If \(\gcd(a, n) = 1\) and \(a\) has order \(\varphi(n)\) modulo \(n,\) then \(a\) is a primitive root of the integer \(n.\)

\(2\) is a primitive root of \(13.\)

If \(n\gt 1\) and \(F_n = 2^{2^{n}}+1\) is a prime, then \(2\) is not a primitive root of \(F_n.\) (Clearly \(2\) is a primitive root of \(F_1 = 5.\)) Note that

\begin{equation*} 2^{2^{n+1}}-1=(2^{2^n}+1)(2^{2^n}-1), \end{equation*}

so that

\begin{equation*} 2^{2^{n+1}}\equiv 1\pmod{F_n} \end{equation*}

which implies that the order of \(2\) modulo \(F_n\) does not exceed \(2^{n+1}.\) But if \(F_n\) is assumed to be prime, then

\begin{equation*} \varphi(F_n) = F_n-1 = 2^{2^n}. \end{equation*}

Since \(n\gt 1,\) it is clear that \(2^{2^n}\gt 2^{n+1},\) so that \(2\) cannot be a primitive root of \(F_n.\)

Let \(\gcd(a, n) = 1\) and suppose \(a\) is a primitive root of \(n.\) Clearly \(\gcd(a^i,n)=1\) for all \(i,\) so that \(a_i\in U_n\) for all \(i = 1, 2,..., \varphi(n).\) Also the set

\begin{equation*} \{a, a^2, a^3,..., a^{\varphi(n)}\} \end{equation*}

consists of \(\varphi(n)\) incongruent elements. Thus \(U_n = \{a, a^2, a^3,..., a^{\varphi(n)}\}.\)

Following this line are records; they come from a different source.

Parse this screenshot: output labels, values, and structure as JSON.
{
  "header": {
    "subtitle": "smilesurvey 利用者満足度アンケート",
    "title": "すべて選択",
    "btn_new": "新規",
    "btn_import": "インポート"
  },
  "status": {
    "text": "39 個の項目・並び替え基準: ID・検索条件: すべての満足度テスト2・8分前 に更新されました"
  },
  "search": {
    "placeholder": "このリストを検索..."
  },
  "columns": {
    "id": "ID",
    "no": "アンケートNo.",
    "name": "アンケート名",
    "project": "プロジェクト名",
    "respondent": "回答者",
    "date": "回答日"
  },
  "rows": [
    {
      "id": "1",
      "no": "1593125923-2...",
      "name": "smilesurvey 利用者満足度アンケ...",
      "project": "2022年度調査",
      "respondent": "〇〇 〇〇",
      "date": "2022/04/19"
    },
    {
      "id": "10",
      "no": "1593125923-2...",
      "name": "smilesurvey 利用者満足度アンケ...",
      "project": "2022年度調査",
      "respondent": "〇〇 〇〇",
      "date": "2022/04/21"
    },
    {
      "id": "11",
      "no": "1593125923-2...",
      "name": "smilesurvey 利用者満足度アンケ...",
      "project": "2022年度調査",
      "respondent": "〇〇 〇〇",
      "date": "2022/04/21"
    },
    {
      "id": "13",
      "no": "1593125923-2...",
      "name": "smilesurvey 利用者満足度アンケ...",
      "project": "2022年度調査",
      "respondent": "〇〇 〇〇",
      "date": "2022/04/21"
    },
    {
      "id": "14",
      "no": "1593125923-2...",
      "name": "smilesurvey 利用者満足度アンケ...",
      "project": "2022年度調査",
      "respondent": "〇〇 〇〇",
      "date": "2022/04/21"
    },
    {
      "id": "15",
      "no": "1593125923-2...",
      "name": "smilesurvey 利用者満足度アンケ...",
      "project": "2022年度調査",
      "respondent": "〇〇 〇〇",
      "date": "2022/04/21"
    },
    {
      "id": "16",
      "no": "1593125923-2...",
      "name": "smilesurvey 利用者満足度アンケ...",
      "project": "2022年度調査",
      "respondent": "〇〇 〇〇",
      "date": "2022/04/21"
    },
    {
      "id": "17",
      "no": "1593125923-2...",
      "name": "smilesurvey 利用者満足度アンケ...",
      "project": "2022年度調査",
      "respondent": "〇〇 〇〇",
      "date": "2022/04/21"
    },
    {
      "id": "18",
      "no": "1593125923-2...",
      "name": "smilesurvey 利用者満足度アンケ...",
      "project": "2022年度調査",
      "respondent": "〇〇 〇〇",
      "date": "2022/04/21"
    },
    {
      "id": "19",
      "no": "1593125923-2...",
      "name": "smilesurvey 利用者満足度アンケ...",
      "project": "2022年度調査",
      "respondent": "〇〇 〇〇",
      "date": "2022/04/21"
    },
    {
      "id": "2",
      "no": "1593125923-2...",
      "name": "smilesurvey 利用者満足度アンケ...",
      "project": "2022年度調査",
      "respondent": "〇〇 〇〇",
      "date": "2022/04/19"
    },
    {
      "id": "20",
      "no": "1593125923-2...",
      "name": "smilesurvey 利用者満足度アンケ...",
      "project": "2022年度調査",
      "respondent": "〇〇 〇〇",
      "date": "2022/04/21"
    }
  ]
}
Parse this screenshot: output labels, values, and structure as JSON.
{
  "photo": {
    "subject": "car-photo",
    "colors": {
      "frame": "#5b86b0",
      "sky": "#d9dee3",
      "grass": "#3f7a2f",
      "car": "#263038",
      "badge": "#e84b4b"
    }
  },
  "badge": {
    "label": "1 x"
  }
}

Suppose that \(n\) has a primitive root \(a.\) Then there are \(\varphi(\varphi(n))\) elements \(a^h\) with

\begin{equation*} a^h\in Un = \{a, a^2, a^3,..., a^{\varphi(n)}\} \end{equation*}

where \(\gcd(h, \varphi(n)) = 1.\) By Theorem 7.1.4, these are all of the primitive roots of \(n.\)

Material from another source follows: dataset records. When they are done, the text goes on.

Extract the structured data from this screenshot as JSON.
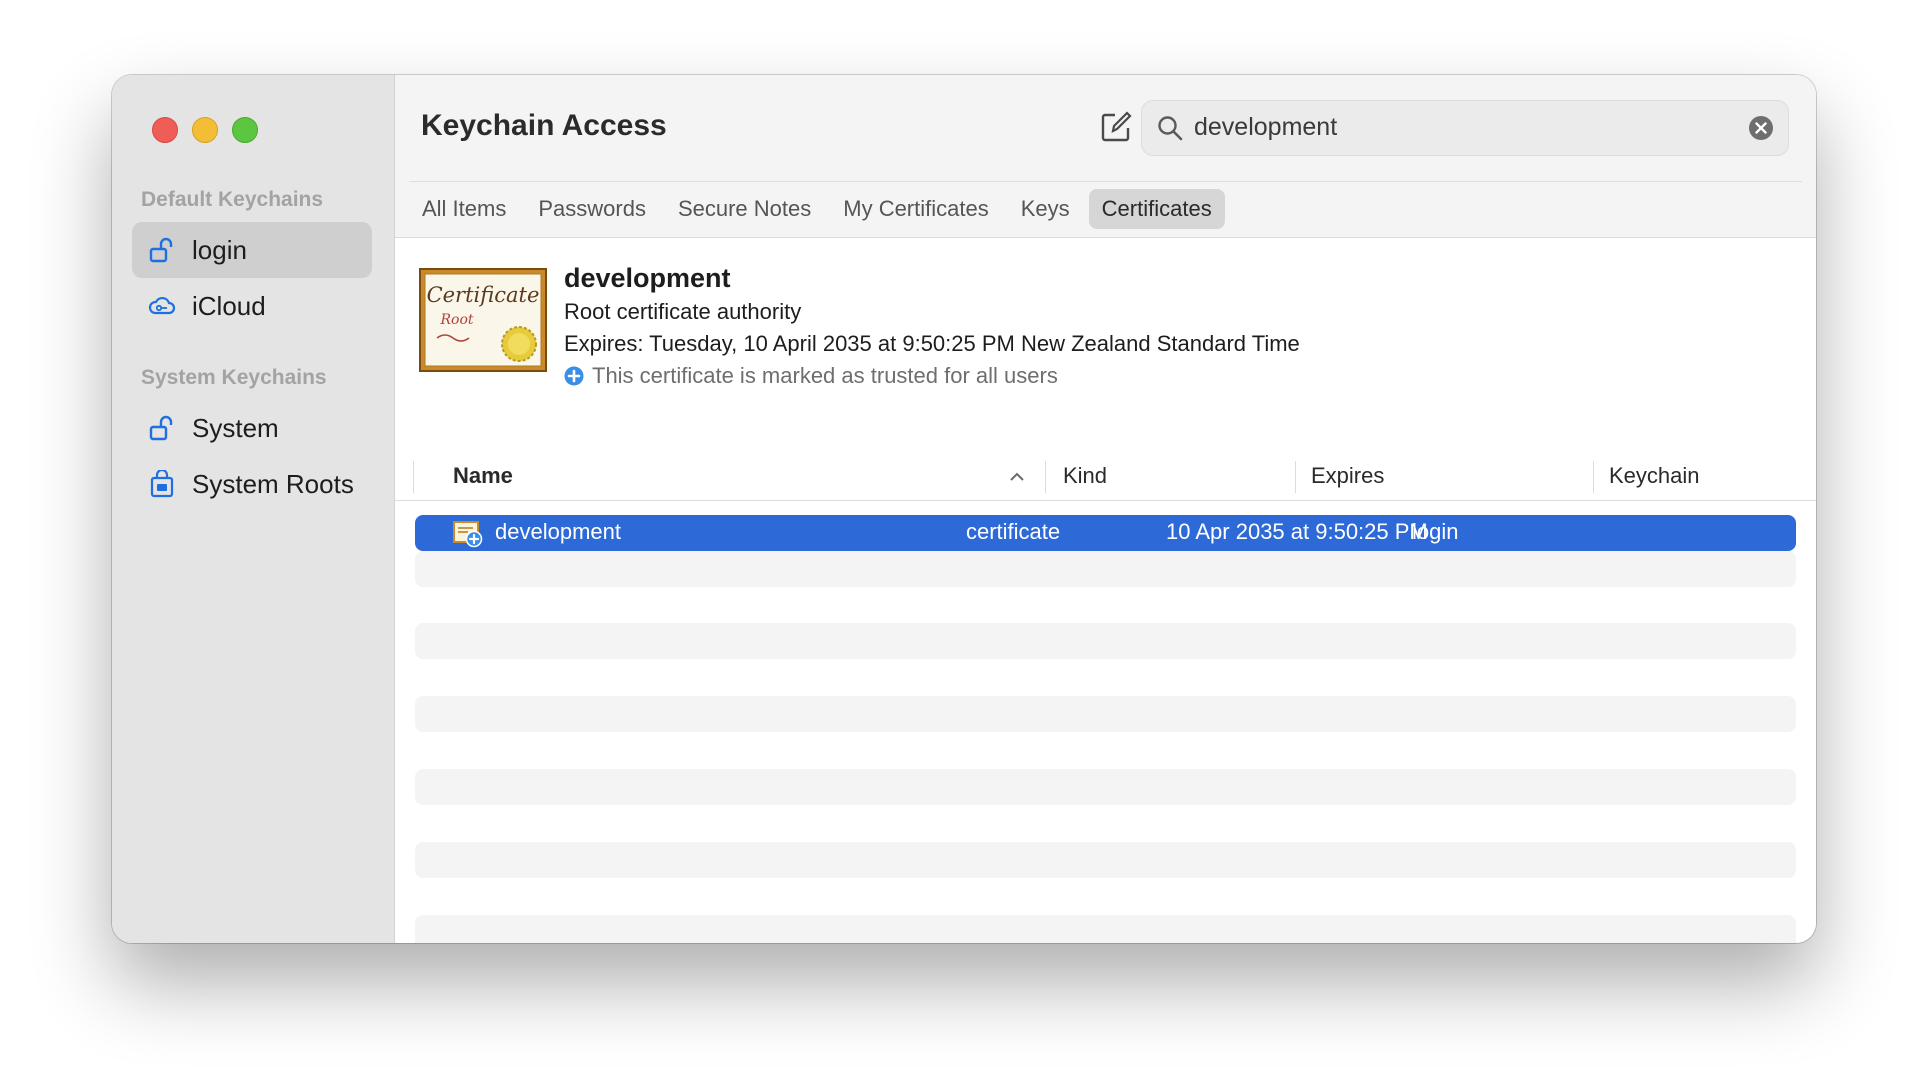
{
  "app": {
    "title": "Keychain Access"
  },
  "sidebar": {
    "default_title": "Default Keychains",
    "system_title": "System Keychains",
    "items": [
      {
        "label": "login",
        "icon": "unlocked-padlock-icon",
        "selected": true
      },
      {
        "label": "iCloud",
        "icon": "icloud-key-icon",
        "selected": false
      },
      {
        "label": "System",
        "icon": "unlocked-padlock-icon",
        "selected": false
      },
      {
        "label": "System Roots",
        "icon": "locked-cabinet-icon",
        "selected": false
      }
    ]
  },
  "toolbar": {
    "compose_icon": "compose-icon",
    "info_icon": "info-icon"
  },
  "search": {
    "value": "development",
    "placeholder": "Search"
  },
  "tabs": [
    {
      "label": "All Items",
      "active": false
    },
    {
      "label": "Passwords",
      "active": false
    },
    {
      "label": "Secure Notes",
      "active": false
    },
    {
      "label": "My Certificates",
      "active": false
    },
    {
      "label": "Keys",
      "active": false
    },
    {
      "label": "Certificates",
      "active": true
    }
  ],
  "detail": {
    "name": "development",
    "kind": "Root certificate authority",
    "expires": "Expires: Tuesday, 10 April 2035 at 9:50:25 PM New Zealand Standard Time",
    "trust": "This certificate is marked as trusted for all users",
    "cert_title": "Certificate",
    "cert_sub": "Root"
  },
  "columns": {
    "name": "Name",
    "kind": "Kind",
    "expires": "Expires",
    "keychain": "Keychain"
  },
  "rows": [
    {
      "name": "development",
      "kind": "certificate",
      "expires": "10 Apr 2035 at 9:50:25 PM",
      "keychain": "login",
      "selected": true
    }
  ],
  "colors": {
    "accent": "#2d6ad8",
    "sidebar_icon": "#1f6fe0",
    "trust_icon": "#3a8ee6"
  }
}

Since \(d\vert p-1\) we have \(p-1 = dk\) for some \(k.\) Thus

\begin{equation*} x^{p-1}- 1 = (x^d-1)(x^{d(k-1)} + x^{d(k-2)}+\cdots +x^{d}+1)=(x^d-1)f(x). \end{equation*}

Now \(f(x)\) has degree \(d(k-1) = p-1-d,\) so by a previous theorem, we have that

\begin{equation*} f(x) \equiv 0\pmod{p} \end{equation*}

has at most \(p-1-d\) solutions. Now by Fermat's Little Theorem we know that

\begin{equation*} x^{p-1}\equiv 1\pmod{p} \end{equation*}

has exactly \(\varphi(p) = p-1\) solutions, precisely \(x = 1, 2, 3,..., p-1.\)

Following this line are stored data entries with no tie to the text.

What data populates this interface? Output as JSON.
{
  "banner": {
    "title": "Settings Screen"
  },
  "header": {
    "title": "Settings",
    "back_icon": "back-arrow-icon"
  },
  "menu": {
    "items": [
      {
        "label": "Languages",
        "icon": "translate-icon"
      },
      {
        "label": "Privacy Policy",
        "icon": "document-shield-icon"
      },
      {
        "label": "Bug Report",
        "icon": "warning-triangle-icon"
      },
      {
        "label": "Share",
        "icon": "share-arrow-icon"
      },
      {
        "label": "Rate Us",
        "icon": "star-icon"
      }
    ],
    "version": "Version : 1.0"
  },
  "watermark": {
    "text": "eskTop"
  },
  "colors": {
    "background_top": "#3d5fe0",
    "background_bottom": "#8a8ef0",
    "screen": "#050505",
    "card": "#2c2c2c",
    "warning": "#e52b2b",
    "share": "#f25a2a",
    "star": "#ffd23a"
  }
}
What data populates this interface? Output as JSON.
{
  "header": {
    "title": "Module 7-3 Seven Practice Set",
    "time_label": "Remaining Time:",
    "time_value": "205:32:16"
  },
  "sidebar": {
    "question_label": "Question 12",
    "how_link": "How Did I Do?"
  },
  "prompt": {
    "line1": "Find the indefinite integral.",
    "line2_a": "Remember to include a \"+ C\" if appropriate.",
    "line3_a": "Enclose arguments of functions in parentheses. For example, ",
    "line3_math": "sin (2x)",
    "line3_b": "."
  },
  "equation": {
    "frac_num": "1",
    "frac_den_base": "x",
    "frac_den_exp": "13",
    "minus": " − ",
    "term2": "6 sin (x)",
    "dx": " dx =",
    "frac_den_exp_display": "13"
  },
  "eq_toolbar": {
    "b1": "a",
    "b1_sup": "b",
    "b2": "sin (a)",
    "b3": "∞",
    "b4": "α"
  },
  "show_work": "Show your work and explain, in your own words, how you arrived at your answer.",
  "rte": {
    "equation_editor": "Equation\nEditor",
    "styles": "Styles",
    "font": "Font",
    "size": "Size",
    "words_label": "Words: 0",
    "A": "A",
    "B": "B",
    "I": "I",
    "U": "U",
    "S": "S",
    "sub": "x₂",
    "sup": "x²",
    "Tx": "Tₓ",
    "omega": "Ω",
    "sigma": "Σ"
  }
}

Any solution of \(x^{p-1}\equiv 1\pmod{p}\) is that is not a solution of \(f(x)\equiv 0\pmod{p},\) must satisfy \(x^d-1 \equiv 0\pmod{p}.\) Since \(x^{p-1}-1 \equiv 0\pmod{p}\) has \(p-1\) solutions and \(f(x)\equiv 0\pmod{p}\) has at most \(p-1-d\) solutions, there are at least

\begin{equation*} p-1-(p-1-d) = d \end{equation*}

solutions to \(x^d-1\equiv 0\pmod{p}.\) Again since \(x^d-1 \equiv 0\pmod{p}\) has at most \(d\) solutions, we have that the congruence \(x^d-1 \equiv 0\pmod{p}\) has exactly \(d\) solutions.

Let \(d\vert p-1\) and \(f(d)\) denote the number of integers \(k, 1\leq k\leq p-1,\) that have order \(d\) modulo \(p.\) Because each integer between \(1\) and \(p-1\) has order \(d\) for some \(d\vert p- 1,\)

\begin{equation*} p-1 = \sum_{d\vert p-1} f(d). \end{equation*}

Recall that also we have

\begin{equation*} p-1 = \sum_{d\vert p-1} \varphi(d), \end{equation*}

so that

\begin{equation*} \sum_{d\vert p-1}\varphi(d)=\sum_{d\vert p-1}f(d). \end{equation*}

To show that \(f(d) = \varphi(d)\) for each divisor \(d\) of \(p -1,\) it is enough to show that \(f(d)\geq \varphi(d).\)

To this end, let \(d\) be a divisor of \(p-1.\) If \(f(d) = 0,\) then we are done, so suppose that \(f(d)\gt 0;\) that is, there is an integer \(a\) with order \(d\) modulo \(p.\) Then the \(d\) integers

\begin{equation*} a, a^2,..., a^d \end{equation*}

are incongruent modulo \(p\) and each of them satisfies the polynomial congruence

\begin{equation*} x^d-1\equiv 0 \pmod{p}. \end{equation*}

Since there can be only \(d\) solutions, we have found all of them. It follows that any integer \(a\) having order \(d\) modulo \(p\) is congruent to one of \(a, a^2,..., a^d.\) But only \(\varphi(d)\) of these powers have order \(d\) modulo \(p,\) namely those \(a^k\) where \(\gcd(k, d) = 1.\) Thus \(f(d) = \varphi(d).\)